Based on those results one could make a claim about how the models predict the US temperatures. But one *cannot* make any claims on how well the models predict the global temperatures because the test did not include temperatures for the globe.
Chad’s approach would be ok *if* he always included caveat that the results do not necessarily apply to the entire globe because the entire globe was not included in the test. However, this test is being promoted as a ‘better’ way to test the model’s ability to predict GMST. That is why I am objecting. The test does not tell us anything about the model’s ability to predict GMST unless one *assumes* that the models accurately predict the unknown polar temperatures.
Ryan,
I only used Fourier analysis as a way to illustrate the nature of the problem (i.e. the individual grid cell temps are simply components of the GMST and do not necessarily have physical meaning in themselves).
Raven–
Obviously, the test would be to see if the models can predict the temperature over the regions actually measured.

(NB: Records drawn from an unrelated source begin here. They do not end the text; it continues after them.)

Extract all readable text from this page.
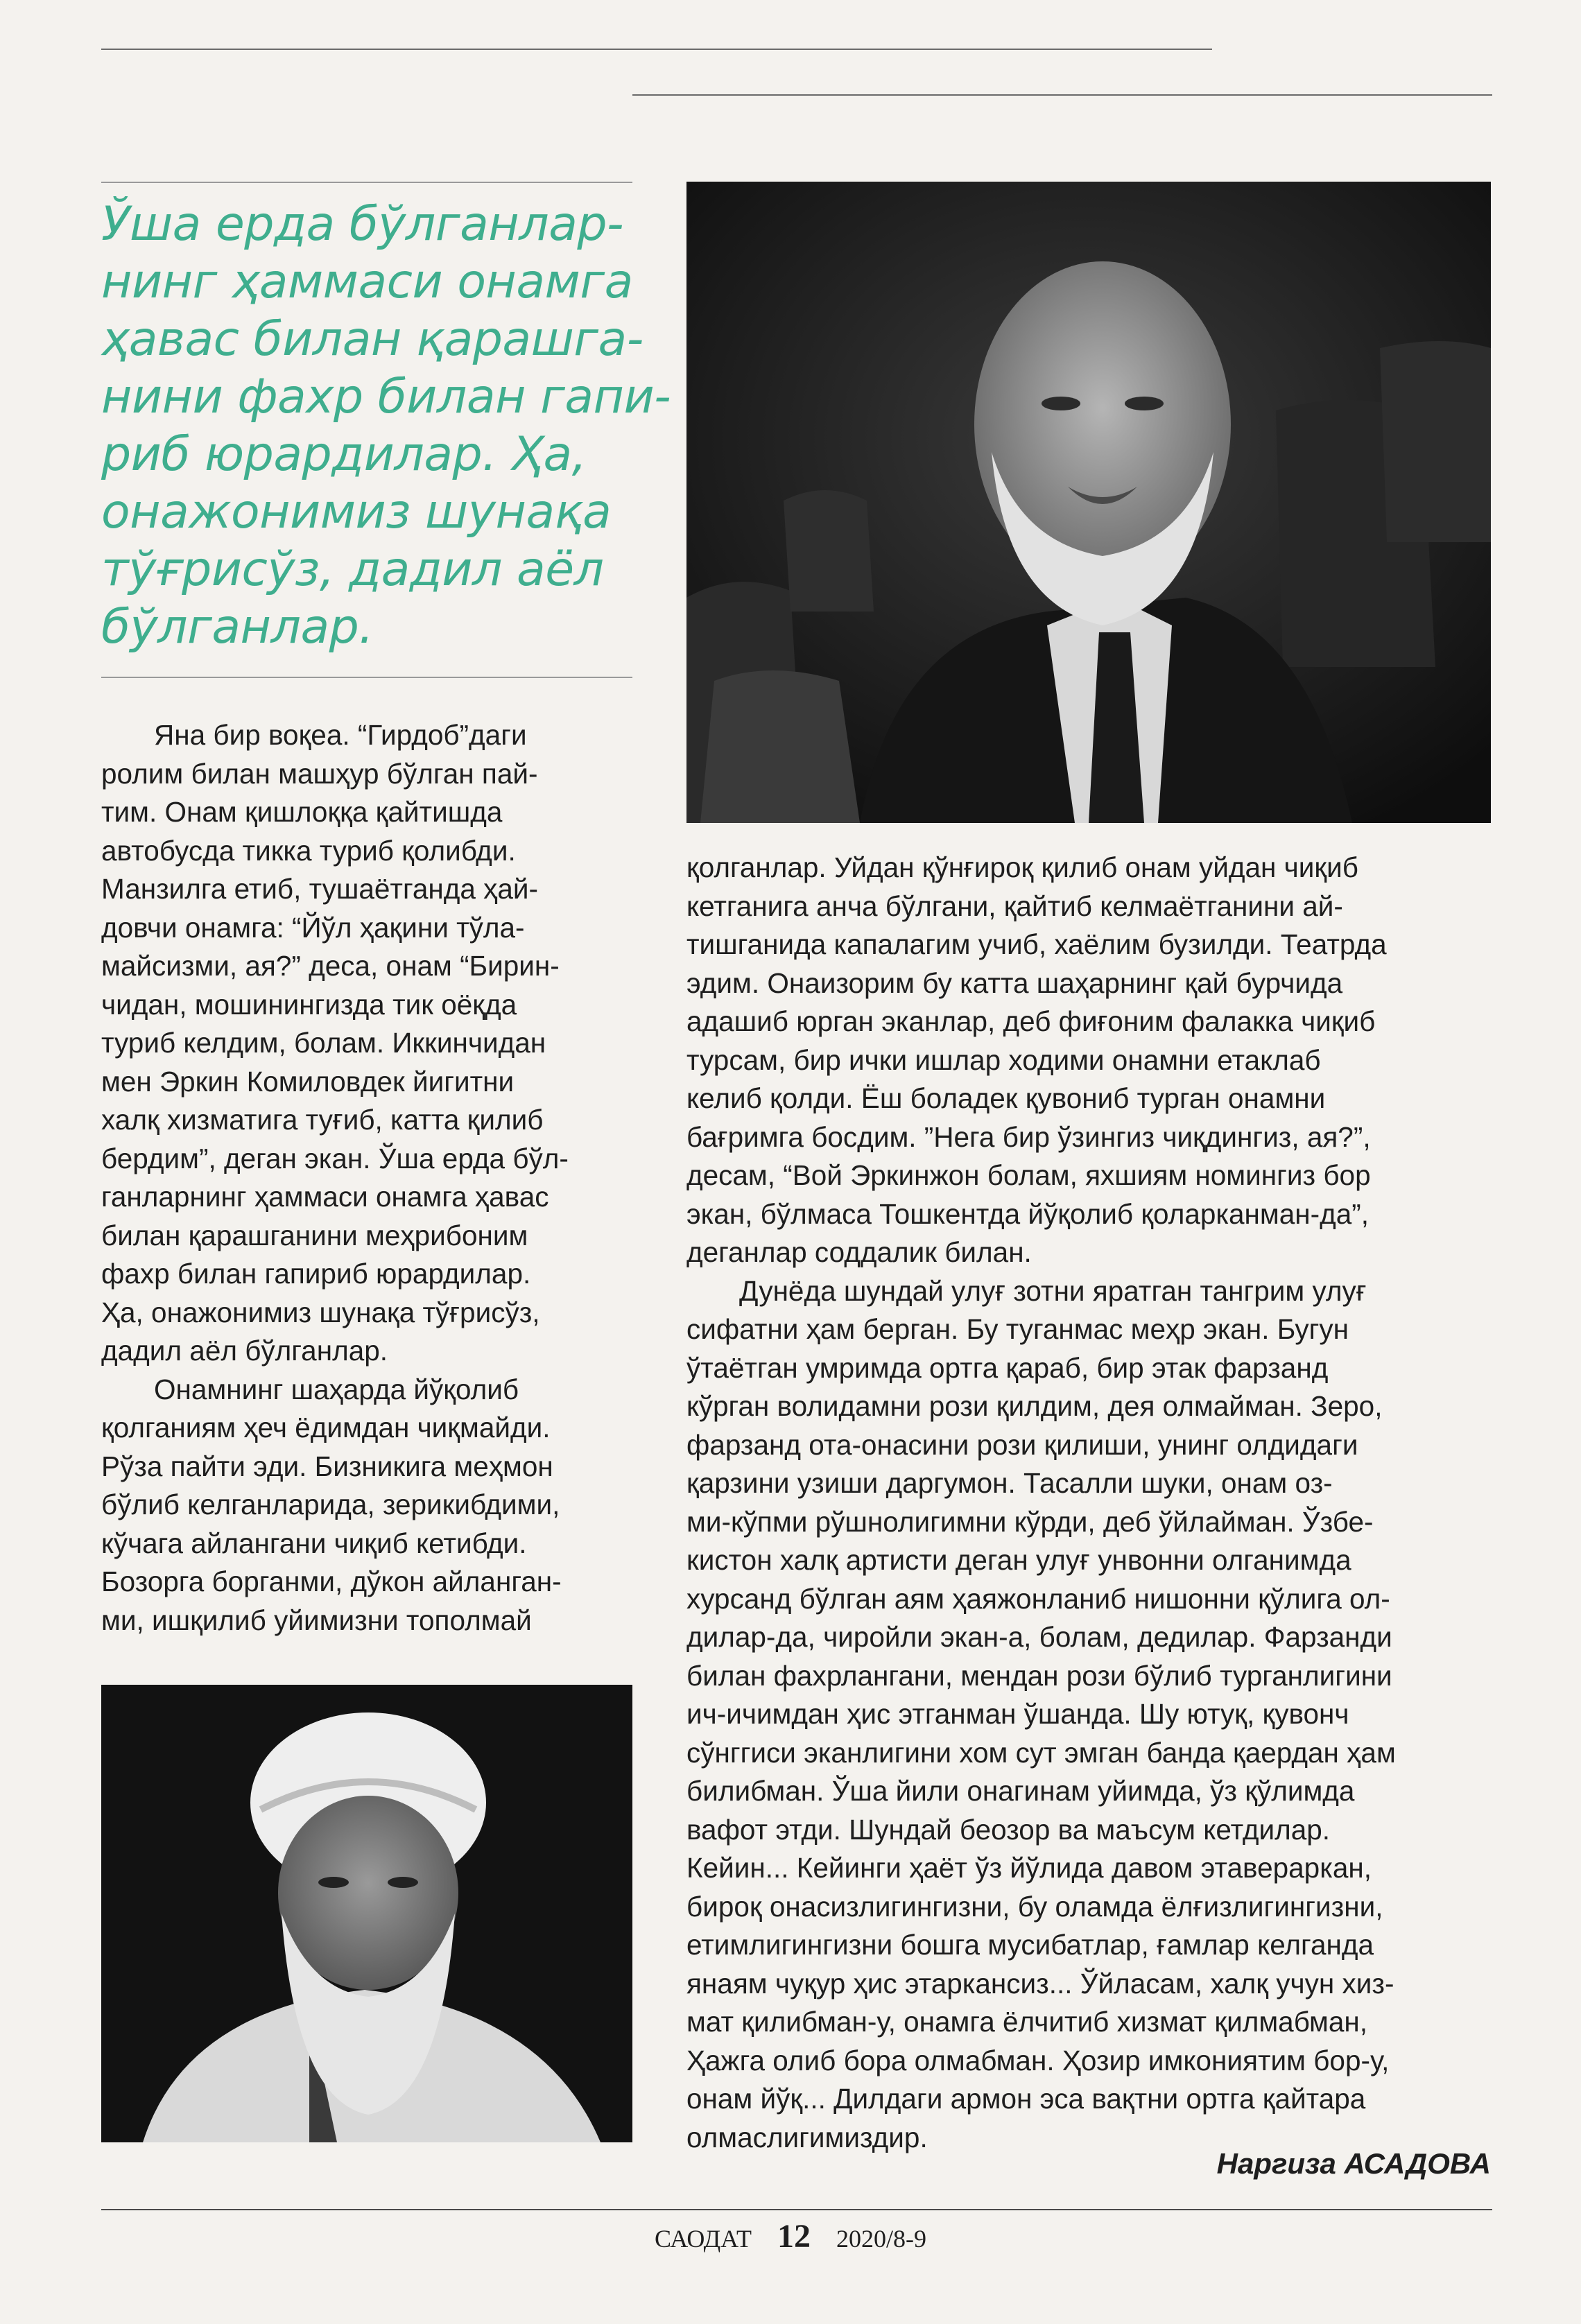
Ўша ерда бўлганлар-
нинг ҳаммаси онамга
ҳавас билан қарашга-
нини фахр билан гапи-
риб юрардилар. Ҳа,
онажонимиз шунақа
тўғрисўз, дадил аёл
бўлганлар.
Яна бир воқеа. “Гирдоб”даги
ролим билан машҳур бўлган пай-
тим. Онам қишлоққа қайтишда
автобусда тикка туриб қолибди.
Манзилга етиб, тушаётганда ҳай-
довчи онамга: “Йўл ҳақини тўла-
майсизми, ая?” деса, онам “Бирин-
чидан, мошинингизда тик оёқда
туриб келдим, болам. Иккинчидан
мен Эркин Комиловдек йигитни
халқ хизматига туғиб, катта қилиб
бердим”, деган экан. Ўша ерда бўл-
ганларнинг ҳаммаси онамга ҳавас
билан қарашганини меҳрибоним
фахр билан гапириб юрардилар.
Ҳа, онажонимиз шунақа тўғрисўз,
дадил аёл бўлганлар.
Онамнинг шаҳарда йўқолиб
қолганиям ҳеч ёдимдан чиқмайди.
Рўза пайти эди. Бизникига меҳмон
бўлиб келганларида, зерикибдими,
кўчага айлангани чиқиб кетибди.
Бозорга борганми, дўкон айланган-
ми, ишқилиб уйимизни тополмай
қолганлар. Уйдан қўнғироқ қилиб онам уйдан чиқиб
кетганига анча бўлгани, қайтиб келмаётганини ай-
тишганида капалагим учиб, хаёлим бузилди. Театрда
эдим. Онаизорим бу катта шаҳарнинг қай бурчида
адашиб юрган эканлар, деб фиғоним фалакка чиқиб
турсам, бир ички ишлар ходими онамни етаклаб
келиб қолди. Ёш боладек қувониб турган онамни
бағримга босдим. ”Нега бир ўзингиз чиқдингиз, ая?”,
десам, “Вой Эркинжон болам, яхшиям номингиз бор
экан, бўлмаса Тошкентда йўқолиб қоларканман-да”,
деганлар соддалик билан.
Дунёда шундай улуғ зотни яратган тангрим улуғ
сифатни ҳам берган. Бу туганмас меҳр экан. Бугун
ўтаётган умримда ортга қараб, бир этак фарзанд
кўрган волидамни рози қилдим, дея олмайман. Зеро,
фарзанд ота-онасини рози қилиши, унинг олдидаги
қарзини узиши даргумон. Тасалли шуки, онам оз-
ми-кўпми рўшнолигимни кўрди, деб ўйлайман. Ўзбе-
кистон халқ артисти деган улуғ унвонни олганимда
хурсанд бўлган аям ҳаяжонланиб нишонни қўлига ол-
дилар-да, чиройли экан-а, болам, дедилар. Фарзанди
билан фахрлангани, мендан рози бўлиб турганлигини
ич-ичимдан ҳис этганман ўшанда. Шу ютуқ, қувонч
сўнггиси эканлигини хом сут эмган банда қаердан ҳам
билибман. Ўша йили онагинам уйимда, ўз қўлимда
вафот этди. Шундай беозор ва маъсум кетдилар.
Кейин... Кейинги ҳаёт ўз йўлида давом этавераркан,
бироқ онасизлигингизни, бу оламда ёлғизлигингизни,
етимлигингизни бошга мусибатлар, ғамлар келганда
янаям чуқур ҳис этаркансиз... Ўйласам, халқ учун хиз-
мат қилибман-у, онамга ёлчитиб хизмат қилмабман,
Ҳажга олиб бора олмабман. Ҳозир имкониятим бор-у,
онам йўқ... Дилдаги армон эса вақтни ортга қайтара
олмаслигимиздир.
Наргиза АСАДОВА
САОДАТ 12 2020/8-9
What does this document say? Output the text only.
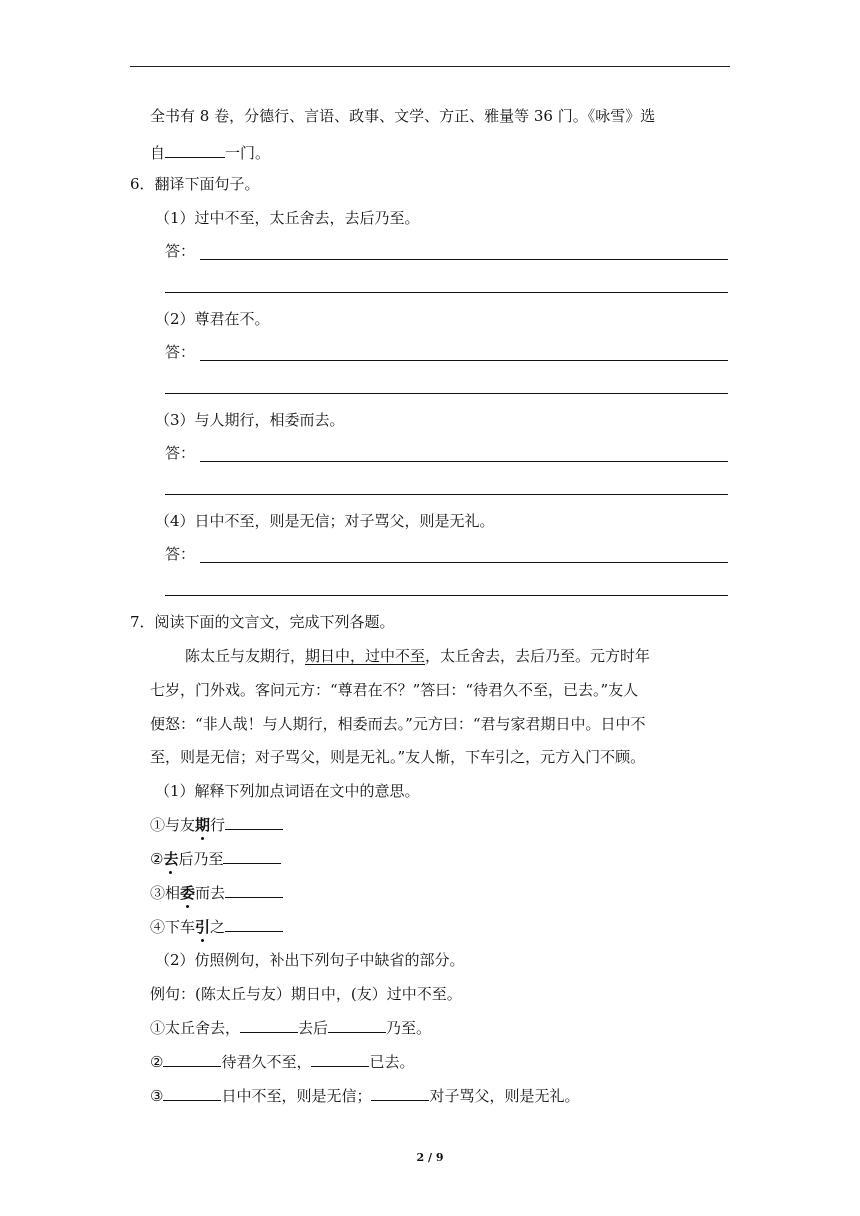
全书有 8 卷，分德行、言语、政事、文学、方正、雅量等 36 门。《咏雪》选
自	一门。
6．翻译下面句子。
（1）过中不至，太丘舍去，去后乃至。
答：
（2）尊君在不。
答：
（3）与人期行，相委而去。
答：
（4）日中不至，则是无信；对子骂父，则是无礼。
答：
7．阅读下面的文言文，完成下列各题。
陈太丘与友期行，期日中，过中不至，太丘舍去，去后乃至。元方时年
七岁，门外戏。客问元方：“尊君在不？”答曰：“待君久不至，已去。”友人
便怒：“非人哉！与人期行，相委而去。”元方曰：“君与家君期日中。日中不
至，则是无信；对子骂父，则是无礼。”友人惭，下车引之，元方入门不顾。
（1）解释下列加点词语在文中的意思。
①与友期行
②去后乃至
③相委而去
④下车引之
（2）仿照例句，补出下列句子中缺省的部分。
例句：(陈太丘与友）期日中，(友）过中不至。
①太丘舍去，	去后	乃至。
②	待君久不至，	已去。
③	日中不至，则是无信；	对子骂父，则是无礼。
2 / 9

It’s almost the complete globe but not the entire globe.
It’s just as much “GMST” as HadCrut is GMST. So, either we admit neither is GMST or, take liberties can call both GMST.
The alternative to not recomputing the surface temperature limiting to regions covered by HadCRut is to compare projections for the complete globe to incomplete measurements. If the two differ, someone can suggest the issue is the measurements are over different areas. So, Chads proposed method resolves that issue. It’s not in Chads power to put thermometer at the north pole, now or retroactively, so this is pretty much Chad’s option if he want to remove the difficulty that measurements don’t include the north and south pole.